Investigate all allegations of custodial killings, torture, illegal detention and other human rights abuses by any law enforcement/security agency and hold individuals to account.
To the Sindh High Court:
Uphold the constitutional right to fair trial by:
Prioritizing petitions and cases involving alleged human rights abuses and denial of due process by law enforcement agencies, including the Rangers; and establishing and mandating implementation of practicable investigation procedures and fixing individual responsibility in those cases; and
Ordering release of anyone detained in violation of basic due process; and using such cases as an opportunity to review and strike down any legal provisions that contradict the right to due process and fair trial.
To the political parties:
Establish funds to support female dependents of party members who have been detained, killed, gone missing or are otherwise unable to return to normal life, including material and psychological support; and facilitate unimpeded access to human rights and other civil society organizations for female dependents and family members affected by an operation.

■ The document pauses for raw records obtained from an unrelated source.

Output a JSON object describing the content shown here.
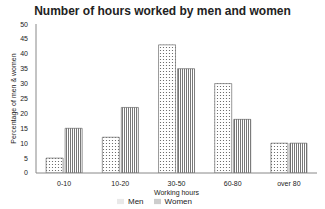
{
  "chart_data": {
    "type": "bar",
    "title": "Number of hours worked by men and women",
    "x_label": "Working hours",
    "y_label": "Percentage of men & women",
    "categories": [
      "0-10",
      "10-20",
      "30-50",
      "60-80",
      "over 80"
    ],
    "series": [
      {
        "name": "Men",
        "color": "#ffffff",
        "values": [
          5,
          12,
          43,
          30,
          10
        ]
      },
      {
        "name": "Women",
        "color": "#ffffff",
        "values": [
          15,
          22,
          35,
          18,
          10
        ]
      }
    ],
    "ylim": [
      0,
      50
    ],
    "yticks": [
      0,
      5,
      10,
      15,
      20,
      25,
      30,
      35,
      40,
      45,
      50
    ],
    "grid": false,
    "legend": "bottom"
  }
}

To address the drivers of conflict, including extreme inequality that criminal and jihadist organizations exploit to expand their influence
To the provincial Sindh government:
Revive and properly resource public housing and public transport projects and ensure they benefit lower income groups rather than speculators, mafias and other elites, thus reconceiving the concept of land and transportation as a foundation of a peaceful body politic, not simply a market-provided good.
Ensure equal access to basic services, including water and power, for all residents, and prevent the Defence Housing Authority (DHA) and elite private real estate schemes from unfairly acquiring a disproportionate share.
End illegal regularization and sale of public land and sale of valuable public agricultural and legally protected property to DHA and any similar public or private schemes.
Revive moribund state-run polytechnics, create additional ones and give the private sector incentives to establish vocational training institutions.